Ben took a moment to compose himself. He laced his fingers together in his lap and looked down into the bowl made of his palms. “Let’s go back to when you wandered out of camp. I’ve been trying to figure out what to do about that. I think I know how to fix it.”
“What do you mean—fix it? There’s nothing to fix. I went, I came back, everything is fine, and it’s over.”

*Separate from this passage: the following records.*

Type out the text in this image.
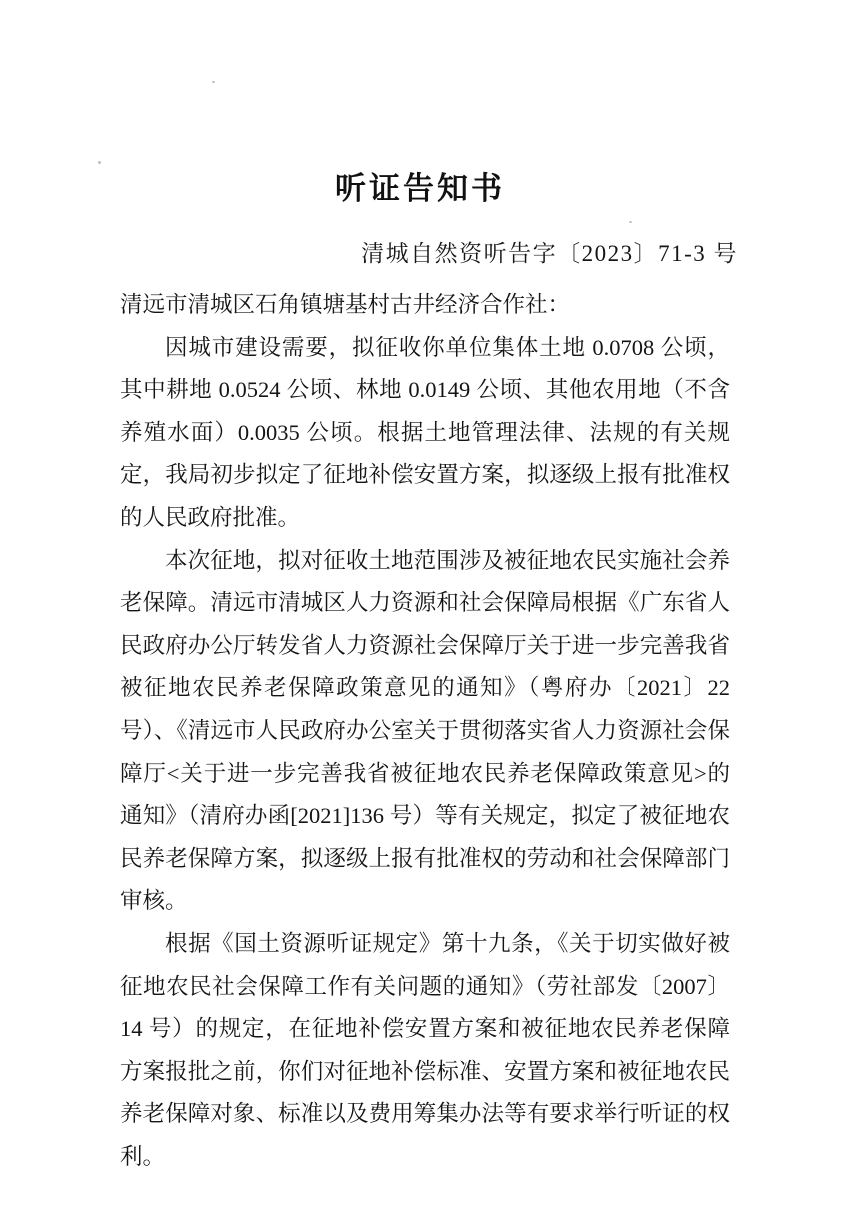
听证告知书
清城自然资听告字〔2023〕71-3 号

清远市清城区石角镇塘基村古井经济合作社：

因城市建设需要，拟征收你单位集体土地 0.0708 公顷，其中耕地 0.0524 公顷、林地 0.0149 公顷、其他农用地（不含养殖水面）0.0035 公顷。根据土地管理法律、法规的有关规定，我局初步拟定了征地补偿安置方案，拟逐级上报有批准权的人民政府批准。

本次征地，拟对征收土地范围涉及被征地农民实施社会养老保障。清远市清城区人力资源和社会保障局根据《广东省人民政府办公厅转发省人力资源社会保障厅关于进一步完善我省被征地农民养老保障政策意见的通知》（粤府办〔2021〕22 号）、《清远市人民政府办公室关于贯彻落实省人力资源社会保障厅<关于进一步完善我省被征地农民养老保障政策意见>的通知》（清府办函[2021]136 号）等有关规定，拟定了被征地农民养老保障方案，拟逐级上报有批准权的劳动和社会保障部门审核。

根据《国土资源听证规定》第十九条，《关于切实做好被征地农民社会保障工作有关问题的通知》（劳社部发〔2007〕14 号）的规定，在征地补偿安置方案和被征地农民养老保障方案报批之前，你们对征地补偿标准、安置方案和被征地农民养老保障对象、标准以及费用筹集办法等有要求举行听证的权利。
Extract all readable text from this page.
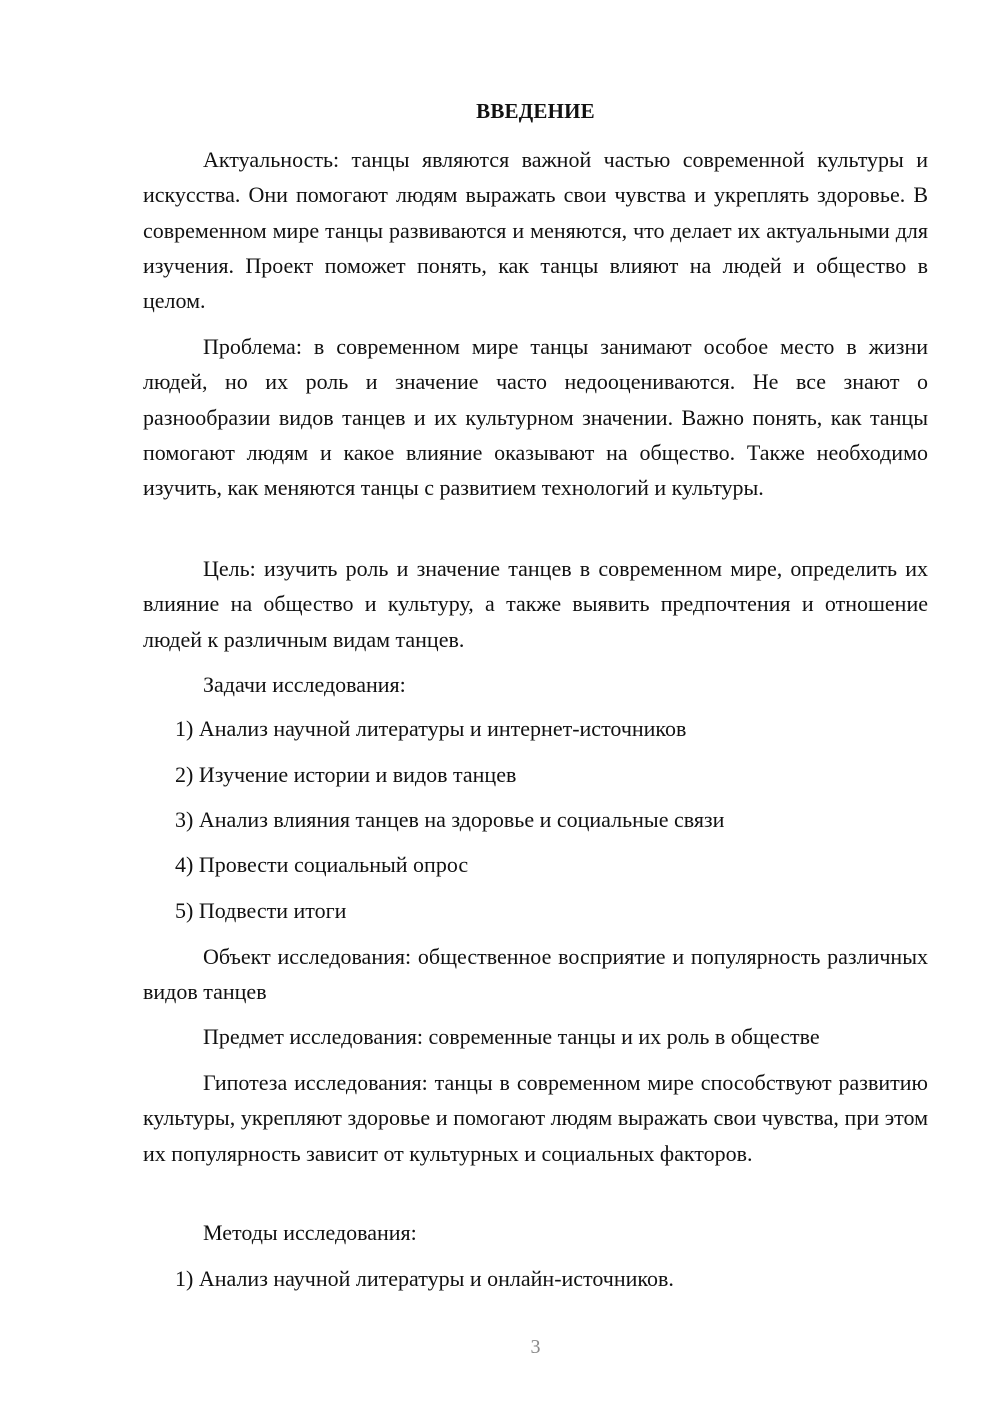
ВВЕДЕНИЕ

Актуальность: танцы являются важной частью современной культуры и искусства. Они помогают людям выражать свои чувства и укреплять здоровье. В современном мире танцы развиваются и меняются, что делает их актуальными для изучения. Проект поможет понять, как танцы влияют на людей и общество в целом.

Проблема: в современном мире танцы занимают особое место в жизни людей, но их роль и значение часто недооцениваются. Не все знают о разнообразии видов танцев и их культурном значении. Важно понять, как танцы помогают людям и какое влияние оказывают на общество. Также необходимо изучить, как меняются танцы с развитием технологий и культуры.

Цель: изучить роль и значение танцев в современном мире, определить их влияние на общество и культуру, а также выявить предпочтения и отношение людей к различным видам танцев.

Задачи исследования:

1) Анализ научной литературы и интернет-источников
2) Изучение истории и видов танцев
3) Анализ влияния танцев на здоровье и социальные связи
4) Провести социальный опрос
5) Подвести итоги

Объект исследования: общественное восприятие и популярность различных видов танцев

Предмет исследования: современные танцы и их роль в обществе

Гипотеза исследования: танцы в современном мире способствуют развитию культуры, укрепляют здоровье и помогают людям выражать свои чувства, при этом их популярность зависит от культурных и социальных факторов.

Методы исследования:

1) Анализ научной литературы и онлайн-источников.
3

“It’s not that simple, Harper. We’re trying to protect a hundred and sixty-three people here. A hundred and sixty-four if we count that baby you’ve got on the way. We have to take steps to keep people safe. If people do things that aren’t safe, well, there have to be consequences. If people steal. If they hoard. If they go wandering and potentially get themselves captured by the people who want to kill us. Harp, I know why you went back. I know you had the best intentions. But every kid who ever went to Sunday school knows where good intentions get you. You weren’t just risking your life and the life of that precious cargo you’re carrying—”
Harper could not say why the phrase precious cargo made her feel ill. It wasn’t the precious part, it was the cargo bit. Possibly it was also an aversion to cliché. When it came to speaking in clichés, Ben Patchett left no stone unturned.